Она смотрела на него затуманенным взглядом.
— Вчера, когда ты ушла, я еще долго стоял за дверью, надеялся, что выйдешь.
Двойрка положила голову к нему на плечо и закрыла глаза.
— Я не хотела, чтобы ты видел, как я плачу. — Она вдруг выпрямилась. — Не хочу, чтобы ты перебрался к себе, не хочу! — Она закрыла лицо руками.
— Что с тобой, Двойреле?
— Я видела, как она смотрит на тебя... Она с тебя глаз не сводит.
— Кто?
— Наталья.
Для Мейлаха это было так неожиданно, что он в первую минуту не нашелся. Лишь переспросил:
— Наталья Сергеевна?
Он подошел к Двойрке, легко отнял ее руки от лица, и оба они, как помирившиеся дети, разом улыбнулись.
Держась за руки, медленно шли они по той же наезженной дороге, что тянулась между вспаханными полями, залитыми голубоватой росой.
Дорога вела в поселок.
8
Со всеми ухватками бравого кавалериста сидел тринадцатилетний Шоэлка Колтун на высоком разгоряченном вороном жеребце, дико носившемся по длинной пыльной улице, и вызывал уважение даже у взрослых, которых Красавчик не раз сбрасывал с себя. Одного лишь Залмена Можарского подпускал к себе жеребец, и только ему пока удавалось ездить на вороном. Шоэлка благоговел перед Залменом, и, едва ему тоже удалось вскочить на жеребца, он с первой же минуты стал во всем подражать Залмену: держался одной рукой за развевающуюся гриву, туловищем почти прирос к спине коня... Мальчик был в восторге от того, что вороной выделывает с ним те же самые штучки, что и с Залменом, — вскидывает голову, косится на него сверкающим разбойным оком, припадает на передние ноги, словно спотыкаясь, на полном галопе встает на дыбы. От радости, смешанной со скрытым страхом и ребяческой гордостью, у Шоэлки пламенели щеки, от удовольствия закрывались глаза.
Проскакав из конца в конец улицы, мальчик нежно и ласково провел рукой по бурой холке Красавчика и скомандовал, как Залмен:
— Кру-гом!
Лошадь послушно повернулась. Назад вороной скакал уже чуть тише и по команде мальчика останавливался возле каждого дома.
— Сегодня собрание! — оповещал Шоэлка все дома и дворы. — Важное собрание!
Немного позднее всадник показался на другой улице. Красавчик пронесся мимо Мейлаха Голендера с такой быстротой, что тот еле успел выяснить у всадника, когда и где будет собрание. Возле открытого окна, где стоял Мейлах, осталось висеть легкое облачко пыли, перемешанной с золотом заходящего солнца.
Дома, кроме него, была соседка. Наталья Сергеевна Гумелюк — женщина средних лет, сохранившая девичью подвижность и юную силу в гибком теле. Ее немного полное лицо и темные глаза обладали притягательностью, делавшей незаметными все прочие черты внешности. Даже немного выпяченная нижняя губа придавала ей обаяние. Муж Натальи, Адам Гумелюк, на первых порах относился подозрительно к ее отношениям с хозяином дома. Мейлах заметил это и старался как можно реже оставаться наедине с Натальей.
Когда Шоэлка проскакал мимо окна, Наталья была на кухне. Она вошла в комнату Мейлаха и спросила, что произошло.
— Ничего, — рассеянно ответил Мейлах, — собрание...
— Опять? Опять начинаются собрания... Стоит только управиться с уборкой, как сразу же начинаются заседания, собрания...

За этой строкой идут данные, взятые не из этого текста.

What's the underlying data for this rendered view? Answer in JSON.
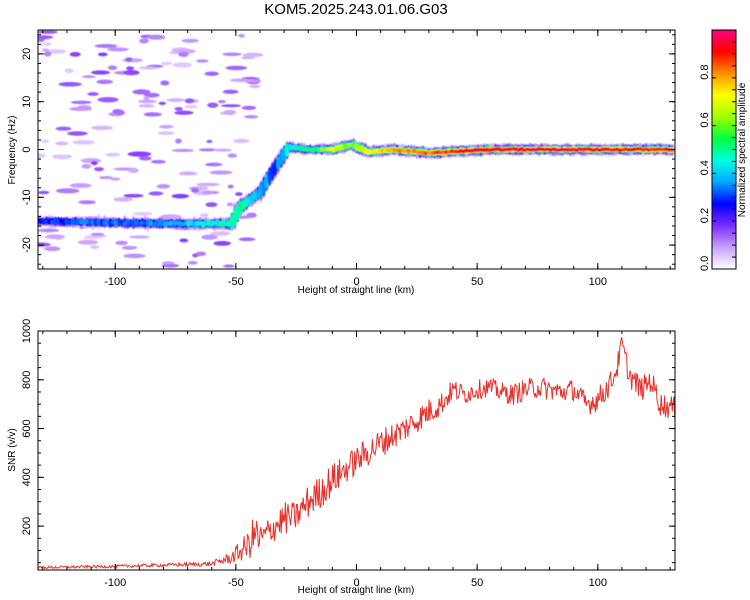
{
  "title": "KOM5.2025.243.01.06.G03",
  "chart_data": [
    {
      "type": "heatmap",
      "xlabel": "Height of straight line (km)",
      "ylabel": "Frequency (Hz)",
      "xlim": [
        -132,
        132
      ],
      "ylim": [
        -25,
        25
      ],
      "xticks": [
        -100,
        -50,
        0,
        50,
        100
      ],
      "yticks": [
        -20,
        -10,
        0,
        10,
        20
      ],
      "ridge": {
        "x": [
          -132,
          -80,
          -52,
          -48,
          -40,
          -34,
          -28,
          -20,
          -10,
          -2,
          5,
          15,
          30,
          55,
          132
        ],
        "frequency": [
          -15,
          -15.5,
          -15.5,
          -12,
          -9,
          -4,
          0.5,
          0,
          0,
          1,
          -0.5,
          0,
          -0.7,
          0,
          0
        ],
        "amplitude": [
          0.3,
          0.35,
          0.5,
          0.5,
          0.4,
          0.3,
          0.45,
          0.5,
          0.7,
          0.6,
          0.7,
          0.8,
          0.85,
          0.95,
          0.9
        ]
      },
      "colorbar": {
        "label": "Normalized spectral amplitude",
        "range": [
          0,
          1
        ],
        "ticks": [
          "0.0",
          "0.2",
          "0.4",
          "0.6",
          "0.8"
        ],
        "colors": [
          "#ffffff",
          "#c8a0ff",
          "#7a2cff",
          "#0000ff",
          "#00a8ff",
          "#00ffe0",
          "#00ff40",
          "#a0ff00",
          "#ffff00",
          "#ff9000",
          "#ff0000",
          "#ff0080"
        ]
      }
    },
    {
      "type": "line",
      "xlabel": "Height of straight line (km)",
      "ylabel": "SNR (v/v)",
      "xlim": [
        -132,
        132
      ],
      "ylim": [
        20,
        1000
      ],
      "xticks": [
        -100,
        -50,
        0,
        50,
        100
      ],
      "yticks": [
        200,
        400,
        600,
        800,
        1000
      ],
      "series": [
        {
          "name": "SNR",
          "color": "#e8302a",
          "x": [
            -132,
            -100,
            -80,
            -60,
            -52,
            -45,
            -42,
            -40,
            -35,
            -30,
            -25,
            -20,
            -15,
            -10,
            -5,
            0,
            10,
            20,
            30,
            35,
            40,
            45,
            50,
            55,
            60,
            65,
            70,
            75,
            80,
            85,
            90,
            95,
            100,
            105,
            108,
            110,
            113,
            118,
            122,
            126,
            132
          ],
          "y": [
            30,
            35,
            40,
            45,
            70,
            120,
            170,
            140,
            190,
            230,
            240,
            300,
            340,
            390,
            430,
            470,
            540,
            600,
            670,
            700,
            760,
            740,
            760,
            770,
            750,
            740,
            760,
            770,
            760,
            750,
            760,
            700,
            720,
            780,
            850,
            950,
            820,
            760,
            800,
            700,
            680
          ],
          "noise": [
            5,
            6,
            7,
            10,
            25,
            60,
            90,
            70,
            60,
            70,
            60,
            70,
            70,
            70,
            60,
            60,
            60,
            55,
            55,
            50,
            45,
            40,
            40,
            40,
            40,
            45,
            45,
            45,
            45,
            45,
            45,
            50,
            50,
            50,
            50,
            40,
            50,
            50,
            50,
            50,
            50
          ]
        }
      ]
    }
  ]
}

Увидя в окно идущее с выгона стадо, Мейлах вышел открыть Марте калитку.
Корова не принадлежала ему точно так же, как не принадлежало все в этом доме. Деревянная кровать — Исроэла, постель — Бенциана, стол и пару стульев приволок откуда-то Залмен.
Вернувшись с фермы и увидев, что́ сюда натащили, Наталья стала упрекать Голендера:
— Мы, правда, не богачи, но наволока и простыня нашлись бы для вас. На голом полу не лежали бы... Мой Адам, если узнает...
Обиженная, принялась она тогда переставлять мебель и убирать у него в комнате.
И вот уж месяц живет Мейлах в своем собственном доме и чувствует себя пока квартирантом.
Первую ночь он не спал. Лежал при зажженной лампе с открытыми глазами. Когда Мейлах назавтра утром посмотрел в зеркало, на него глядел большими неподвижными глазами бледный, точно перенесший болезнь, человек. Но назад к Исроэлу он не переехал.
Несколько дней спустя, видя, как Мейлах посадил во дворе молодые деревца и каждый вечер возится с ними, Наталья сказала мужу:
— Надо, видимо, подыскивать новую квартиру.
— С чего вдруг?
— Человек, собирающийся уехать, не сажает деревьев... Опять же, он, говорят, женится.